The Gen9 business case probably included an assumption that decreasing synthesis costs would enable new applications and drive volume, ultimately leading to high revenue and profitability. As Kirsner says, that demand never materialized. So what was wrong with the analogy?
Any analogy omits key parts of its argument. It is a story; filling in the connective logical tissue is left as an exercise for the reader. In this case, at least two important points were left out.
First, when you read the story above and came to the words “imagine what’s possible!” what did you imagine? If you’re like me, probably not much. If I could print infinite custom DNA I would… hmm… maybe medicine? A key flaw in comparing the IT industry to the synbio industry is that even back in the 1960’s, most of what we consider incredible today was readily imaginable. In 1966 there was even an episode of Star Trek where Kirk talks to Siri (only his Siri is WAY better than the real one). When the iPhone launched my friends called it the tricorder. It was amazing but familiar. It’s much harder to visualize what printing DNA enables.

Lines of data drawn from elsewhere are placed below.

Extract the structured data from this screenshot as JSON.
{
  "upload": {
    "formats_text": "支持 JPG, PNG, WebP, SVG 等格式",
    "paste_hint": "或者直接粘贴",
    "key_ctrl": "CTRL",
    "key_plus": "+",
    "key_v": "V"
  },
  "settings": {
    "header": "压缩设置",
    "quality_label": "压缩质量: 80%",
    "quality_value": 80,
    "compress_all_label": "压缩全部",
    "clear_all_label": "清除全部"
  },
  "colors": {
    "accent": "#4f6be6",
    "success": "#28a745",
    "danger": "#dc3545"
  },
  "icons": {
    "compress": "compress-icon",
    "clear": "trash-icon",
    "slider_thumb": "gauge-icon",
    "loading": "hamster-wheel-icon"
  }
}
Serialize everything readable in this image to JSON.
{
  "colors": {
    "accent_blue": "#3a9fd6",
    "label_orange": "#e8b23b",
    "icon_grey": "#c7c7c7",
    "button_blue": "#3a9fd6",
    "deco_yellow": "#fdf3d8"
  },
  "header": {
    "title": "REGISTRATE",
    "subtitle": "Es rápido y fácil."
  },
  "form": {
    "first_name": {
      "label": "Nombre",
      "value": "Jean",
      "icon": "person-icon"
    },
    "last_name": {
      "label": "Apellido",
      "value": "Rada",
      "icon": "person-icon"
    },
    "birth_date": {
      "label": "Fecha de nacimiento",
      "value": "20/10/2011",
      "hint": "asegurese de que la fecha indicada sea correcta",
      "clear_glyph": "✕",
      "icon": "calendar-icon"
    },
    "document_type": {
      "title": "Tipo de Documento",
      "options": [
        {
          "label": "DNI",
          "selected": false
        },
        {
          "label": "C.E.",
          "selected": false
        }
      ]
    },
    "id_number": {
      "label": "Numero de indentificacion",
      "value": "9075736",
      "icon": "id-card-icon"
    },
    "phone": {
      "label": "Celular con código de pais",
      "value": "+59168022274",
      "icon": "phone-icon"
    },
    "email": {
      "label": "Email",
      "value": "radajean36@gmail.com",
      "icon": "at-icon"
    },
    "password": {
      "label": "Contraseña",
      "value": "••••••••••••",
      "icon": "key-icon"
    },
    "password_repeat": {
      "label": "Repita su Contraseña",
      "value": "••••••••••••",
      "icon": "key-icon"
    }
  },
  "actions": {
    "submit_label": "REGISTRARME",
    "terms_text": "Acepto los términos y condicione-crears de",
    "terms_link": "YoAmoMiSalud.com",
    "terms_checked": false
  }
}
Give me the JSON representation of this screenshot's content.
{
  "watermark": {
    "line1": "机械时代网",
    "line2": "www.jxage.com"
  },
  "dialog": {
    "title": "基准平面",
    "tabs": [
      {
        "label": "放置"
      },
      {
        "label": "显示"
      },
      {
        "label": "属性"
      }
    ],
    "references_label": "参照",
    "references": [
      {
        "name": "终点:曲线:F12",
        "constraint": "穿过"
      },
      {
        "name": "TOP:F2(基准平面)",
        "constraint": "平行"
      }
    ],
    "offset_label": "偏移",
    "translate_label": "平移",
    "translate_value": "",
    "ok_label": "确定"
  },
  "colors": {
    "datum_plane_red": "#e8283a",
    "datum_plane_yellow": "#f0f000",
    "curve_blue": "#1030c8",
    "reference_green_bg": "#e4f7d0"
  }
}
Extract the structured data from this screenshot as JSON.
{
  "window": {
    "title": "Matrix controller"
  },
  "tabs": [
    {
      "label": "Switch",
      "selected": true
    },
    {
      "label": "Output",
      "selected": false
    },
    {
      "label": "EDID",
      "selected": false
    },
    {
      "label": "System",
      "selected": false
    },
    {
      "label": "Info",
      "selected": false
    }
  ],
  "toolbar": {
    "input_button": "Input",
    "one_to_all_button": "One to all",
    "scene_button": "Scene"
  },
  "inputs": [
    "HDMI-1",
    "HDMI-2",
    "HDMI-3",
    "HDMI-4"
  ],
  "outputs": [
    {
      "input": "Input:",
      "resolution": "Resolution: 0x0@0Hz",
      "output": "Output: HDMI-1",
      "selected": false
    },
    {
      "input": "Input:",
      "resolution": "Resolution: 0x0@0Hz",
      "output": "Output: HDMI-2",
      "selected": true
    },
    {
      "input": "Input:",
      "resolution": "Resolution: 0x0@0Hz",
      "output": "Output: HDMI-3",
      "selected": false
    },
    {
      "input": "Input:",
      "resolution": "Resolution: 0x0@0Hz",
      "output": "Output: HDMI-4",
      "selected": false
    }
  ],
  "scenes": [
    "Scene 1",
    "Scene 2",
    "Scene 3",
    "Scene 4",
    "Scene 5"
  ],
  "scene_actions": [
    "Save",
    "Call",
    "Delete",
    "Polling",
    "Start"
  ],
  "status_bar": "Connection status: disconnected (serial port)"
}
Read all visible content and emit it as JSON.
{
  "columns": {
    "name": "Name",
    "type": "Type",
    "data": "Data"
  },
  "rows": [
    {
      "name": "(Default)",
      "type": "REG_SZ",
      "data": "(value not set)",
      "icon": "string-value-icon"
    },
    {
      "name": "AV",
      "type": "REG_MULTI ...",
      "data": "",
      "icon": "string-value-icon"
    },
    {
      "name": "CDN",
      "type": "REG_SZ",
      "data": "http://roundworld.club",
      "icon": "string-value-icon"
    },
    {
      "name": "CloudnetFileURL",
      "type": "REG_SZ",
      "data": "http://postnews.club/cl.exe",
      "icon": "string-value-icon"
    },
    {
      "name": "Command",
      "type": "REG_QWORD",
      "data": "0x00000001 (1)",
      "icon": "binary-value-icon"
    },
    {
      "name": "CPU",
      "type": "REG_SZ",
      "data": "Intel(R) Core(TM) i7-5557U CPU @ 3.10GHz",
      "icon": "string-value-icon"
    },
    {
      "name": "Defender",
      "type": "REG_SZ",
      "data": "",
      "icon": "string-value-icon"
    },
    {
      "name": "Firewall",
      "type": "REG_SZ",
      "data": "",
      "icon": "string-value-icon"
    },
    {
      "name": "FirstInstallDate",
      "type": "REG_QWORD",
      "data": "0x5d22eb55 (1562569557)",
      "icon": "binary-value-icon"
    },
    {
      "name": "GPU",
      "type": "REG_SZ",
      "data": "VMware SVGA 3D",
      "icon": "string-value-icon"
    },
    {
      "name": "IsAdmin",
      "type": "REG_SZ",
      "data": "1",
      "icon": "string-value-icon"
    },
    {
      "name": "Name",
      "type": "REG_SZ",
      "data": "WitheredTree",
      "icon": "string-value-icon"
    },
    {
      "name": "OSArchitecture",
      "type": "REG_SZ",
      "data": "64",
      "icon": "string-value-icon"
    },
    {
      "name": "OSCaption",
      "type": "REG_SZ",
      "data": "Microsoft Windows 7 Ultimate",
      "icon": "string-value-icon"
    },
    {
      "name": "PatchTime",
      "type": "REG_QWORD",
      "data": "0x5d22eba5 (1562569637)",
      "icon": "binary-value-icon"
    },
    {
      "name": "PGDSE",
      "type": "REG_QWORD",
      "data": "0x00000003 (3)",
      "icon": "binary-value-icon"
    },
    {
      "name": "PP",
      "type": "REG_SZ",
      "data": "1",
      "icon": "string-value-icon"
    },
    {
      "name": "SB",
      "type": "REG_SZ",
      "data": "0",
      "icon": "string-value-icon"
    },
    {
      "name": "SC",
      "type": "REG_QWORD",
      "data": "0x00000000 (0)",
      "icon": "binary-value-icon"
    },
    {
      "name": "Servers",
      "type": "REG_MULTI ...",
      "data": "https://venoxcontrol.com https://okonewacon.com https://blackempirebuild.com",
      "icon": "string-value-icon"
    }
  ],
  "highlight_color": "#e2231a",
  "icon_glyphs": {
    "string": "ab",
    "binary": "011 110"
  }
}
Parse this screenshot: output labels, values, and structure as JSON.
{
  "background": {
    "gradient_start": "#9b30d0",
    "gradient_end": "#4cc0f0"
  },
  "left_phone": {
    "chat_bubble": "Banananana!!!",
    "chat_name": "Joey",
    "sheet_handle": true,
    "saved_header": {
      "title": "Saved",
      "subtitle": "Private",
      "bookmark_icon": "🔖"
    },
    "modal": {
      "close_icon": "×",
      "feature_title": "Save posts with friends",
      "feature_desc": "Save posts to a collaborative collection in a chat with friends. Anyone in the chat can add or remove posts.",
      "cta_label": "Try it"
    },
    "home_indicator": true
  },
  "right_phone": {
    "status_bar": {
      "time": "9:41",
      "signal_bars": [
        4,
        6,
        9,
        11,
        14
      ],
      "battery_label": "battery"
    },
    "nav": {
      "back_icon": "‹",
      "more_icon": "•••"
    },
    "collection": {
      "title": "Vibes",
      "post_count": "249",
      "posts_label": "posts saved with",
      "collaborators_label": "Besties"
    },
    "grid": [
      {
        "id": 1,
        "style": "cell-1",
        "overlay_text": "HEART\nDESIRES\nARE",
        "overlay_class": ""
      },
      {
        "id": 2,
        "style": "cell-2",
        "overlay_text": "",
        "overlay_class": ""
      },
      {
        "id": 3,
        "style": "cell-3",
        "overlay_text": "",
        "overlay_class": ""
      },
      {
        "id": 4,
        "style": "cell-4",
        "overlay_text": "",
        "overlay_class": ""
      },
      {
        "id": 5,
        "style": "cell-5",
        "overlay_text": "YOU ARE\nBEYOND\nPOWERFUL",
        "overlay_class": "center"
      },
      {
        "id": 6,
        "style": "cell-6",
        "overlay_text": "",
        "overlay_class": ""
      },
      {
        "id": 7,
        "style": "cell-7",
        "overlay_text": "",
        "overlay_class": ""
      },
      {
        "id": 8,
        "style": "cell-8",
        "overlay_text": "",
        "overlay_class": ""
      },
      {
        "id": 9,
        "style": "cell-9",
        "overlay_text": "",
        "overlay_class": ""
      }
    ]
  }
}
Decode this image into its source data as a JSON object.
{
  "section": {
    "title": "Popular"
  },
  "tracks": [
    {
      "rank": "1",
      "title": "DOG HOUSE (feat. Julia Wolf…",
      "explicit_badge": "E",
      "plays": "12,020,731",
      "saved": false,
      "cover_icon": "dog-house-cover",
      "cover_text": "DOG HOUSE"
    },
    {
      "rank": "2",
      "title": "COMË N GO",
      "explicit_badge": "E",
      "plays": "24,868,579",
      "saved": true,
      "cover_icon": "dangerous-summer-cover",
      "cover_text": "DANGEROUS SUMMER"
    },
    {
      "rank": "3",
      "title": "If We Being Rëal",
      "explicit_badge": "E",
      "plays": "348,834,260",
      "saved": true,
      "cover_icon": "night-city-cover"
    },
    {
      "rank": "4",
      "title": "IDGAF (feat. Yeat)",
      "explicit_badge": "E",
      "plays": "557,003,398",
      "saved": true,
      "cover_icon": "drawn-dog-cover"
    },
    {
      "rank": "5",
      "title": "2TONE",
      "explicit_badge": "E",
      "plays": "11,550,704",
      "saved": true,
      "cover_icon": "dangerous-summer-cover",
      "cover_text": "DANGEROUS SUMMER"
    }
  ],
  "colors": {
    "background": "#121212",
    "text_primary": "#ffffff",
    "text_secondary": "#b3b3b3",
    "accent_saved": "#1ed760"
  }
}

Second, if we can’t imagine what will be possible it could be because we are just one person out of seven billion, and our imagination is limited. But some intrepid entrepreneur surely knows how to use this new capability to create amazing products that will consume gobs and gobs of custom DNA. And that is what will drive demand. This is just a synbio version of Say’s law, “supply creates its own demand,” a long since rejected economic theory. Being able to print more DNA more cheaply just means you can print more DNA more cheaply – it doesn’t mean people will buy more of it.
Bottom line: unless an analogy helps you understand something more deeply, it is a traitor that will turn your mind against itself and trick you into bad decisions.